Lifa Hennad, de son vrai prénom Dherifa, est une jeune artiste au talent distinguée. Avec sa voix envoûtante s’adaptant à différents styles, elle a pu séduire un large public et s’attirer l’admiration des plus grandes figures de la chanson kabyle. Avec une passion précoce pour la musique et le chant, elle a pu développer au fil des années son propre style. Nous traçons dans cet article les plus importants rebondissements du parcours de l’un des visages de la nouvelle scène artistique Kabyle.
Une enfance joyeuse
Née le 11 mai 1987 au village At Buyeḥya{Ait Bouyahia} dans la région d’At Dwala, Lifa a eu droit à une enfance bien joyeuse. D’une mère douce et d’un père stricte mais tout aussi affectueux, elle a pu se forger une personnalité sensible qui se reflète le plus souvent dans ses chansons. Elle a aussi grandi dans une famille nombreuse constituée de 4 frères et de 3 sœurs qui ont tous contribué à un climat chaleureux et serein. Lifa est la 7ème et la cadette d’entre ses sœurs.
« J’étais débordante d’énergie, et je dépensais cela dans le jeu et la découverte des instruments de musique de mon père », se rappelle-t-elle. En effet, son père était banjoïste et animait des galas dans son village, notamment. Lifa et ses frères avaient alors la chance d’assister à toutes ces manifestations et de prendre de la graine de leur père qui maîtrisait plusieurs instruments.
En grandissant, elle, son frère Moh et Rezzak ont fini par s’installer dans le paysage musical Kabyle : « Mes grands frère Mouloud et Rabah sont aussi passionnés de musique, mais ils jouent juste pour le plaisir […] Quant à mes sœurs, elles n’ont pas suivi ce chemin », nous a-t-elle confié.
Premiers contacts avec la musique
Lifa a alors grandi entourée d’instruments de musique dont un accordéon, une guitare et un banjo. C’est d’ailleurs en tâtonnant, elle et ses frères, sur ces instruments qu’elle a eu ses premiers contacts avec le monde de la musique. Ils s’amusaient ensemble à essayer de jouer des mélodies, sans pour autant avoir des ambitions de devenir des musiciens ou chanteurs.
Une fois à l’école primaire, la jeune Lifa intègre un groupe de chorale polyphonique qui n’a fait qu’aiguiser son envie de chanter. Elle a pu d’ailleurs, plus tard au collège, participer à des compétitions de chant inter-écoles et inter-villages. Toutefois, la jeune pousse et ses deux frères n’aspiraient pas encore à faire carrière dans la musique, notamment à cause de la pression de leur père qui insistait à ce qu’ils se concentrent sur leurs études.
Premières expériences sur la scène
Après avoir obtenu son BAC en 2006, Lifa poursuit ses études en droit à l’Université de Tizi Ouzou.
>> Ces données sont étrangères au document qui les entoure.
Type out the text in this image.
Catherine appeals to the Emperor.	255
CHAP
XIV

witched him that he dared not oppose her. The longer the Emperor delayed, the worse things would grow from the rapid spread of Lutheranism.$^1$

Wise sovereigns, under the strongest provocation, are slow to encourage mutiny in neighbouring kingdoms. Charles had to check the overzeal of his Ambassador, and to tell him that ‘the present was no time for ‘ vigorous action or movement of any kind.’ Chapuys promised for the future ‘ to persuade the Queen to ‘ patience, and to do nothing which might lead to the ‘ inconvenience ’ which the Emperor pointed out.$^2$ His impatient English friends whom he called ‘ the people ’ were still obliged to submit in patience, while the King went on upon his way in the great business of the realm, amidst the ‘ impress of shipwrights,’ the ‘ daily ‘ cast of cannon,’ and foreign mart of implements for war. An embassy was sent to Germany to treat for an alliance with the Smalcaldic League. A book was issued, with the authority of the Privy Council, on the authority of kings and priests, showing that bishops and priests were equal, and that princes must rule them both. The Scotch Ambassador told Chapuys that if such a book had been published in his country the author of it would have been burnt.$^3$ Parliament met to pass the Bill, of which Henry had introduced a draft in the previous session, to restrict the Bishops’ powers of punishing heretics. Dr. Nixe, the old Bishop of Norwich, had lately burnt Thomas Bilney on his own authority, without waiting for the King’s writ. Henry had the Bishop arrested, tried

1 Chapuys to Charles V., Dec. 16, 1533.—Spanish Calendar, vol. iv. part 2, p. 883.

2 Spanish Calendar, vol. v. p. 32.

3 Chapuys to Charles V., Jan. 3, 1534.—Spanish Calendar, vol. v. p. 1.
C’était d’ailleurs l’occasion pour elle d’intégrer plusieurs ateliers de musique de la maison de culture Mouloud Mammeri de Tizi Ouzou. Elle a pu y découvrir des notions théoriques de la musique et ainsi combler des lacunes de musicienne autodidacte. Les différents ateliers de styles musicaux dont le chabi, l’andalous et la musique classique, ont également permis à Lifa de diversifier ses connaissances en musique et en chant : « J’étais insatiable, je ne pouvais me satisfaire avec un seul style ou d’un seul atelier », a-t-elle expliqué.
L’adhésion à ces ateliers était aussi une occasion pour elle de participer à des spectacles organisés tout le long de l’année. Cela lui a permis de découvrir la scène, de se faire découvrir par d’autres grand artistes et être sollicitée, par la suite, à de nombreux événements.
La toute première expérience de Lifa sur scène était l’interprétation, non pas d’une chanson, mais d’un morceau de musique avec sa guitare en compagnie de ses camarades et de son enseignant de guitare classique, M. Ouaguenini Hocine, en 2006. La jeune artiste nous a confié qu’elle avait beaucoup de trac ce jour là.
En tant que chanteuse, la première prestation sur scène de Lifa a eu lieu en 2008. En effet, toujours dans le cadre des ateliers qu’elle avait intégrés, notamment celui de la musique andalouse en langues tamazight, elle a pu chanter Ouaba Sikiya avec son professeur Mohand Arezki N Slimane Tiab.
… et des obstacles
Bien que Lifa a pu s’investir dans sa passion qui était la musique, elle n’a pas pu émerger rapidement et lancer sa carrière à cause de nombreux obstacles : « Mon père insistait sur mes études […] il avait aussi beaucoup peur pour moi, lors de mes déplacements. Comme on le sait tous, la femme artiste est mal vue par notre société », a-t-elle martelé. Toutefois, Lifa a eu la chance d’avoir deux frères musiciens qui lui ont apporté leur soutien. En effet, ces derniers l’accompagnaient partout où elle allait et cela a fini par rassurer son père : « J’ai raté plusieurs occasions et d’opportunités à cause de ça, mais plus tard mon père a pu voir que je pouvais me débrouiller. Aujourd’hui, je le remercie pour sa confiance. »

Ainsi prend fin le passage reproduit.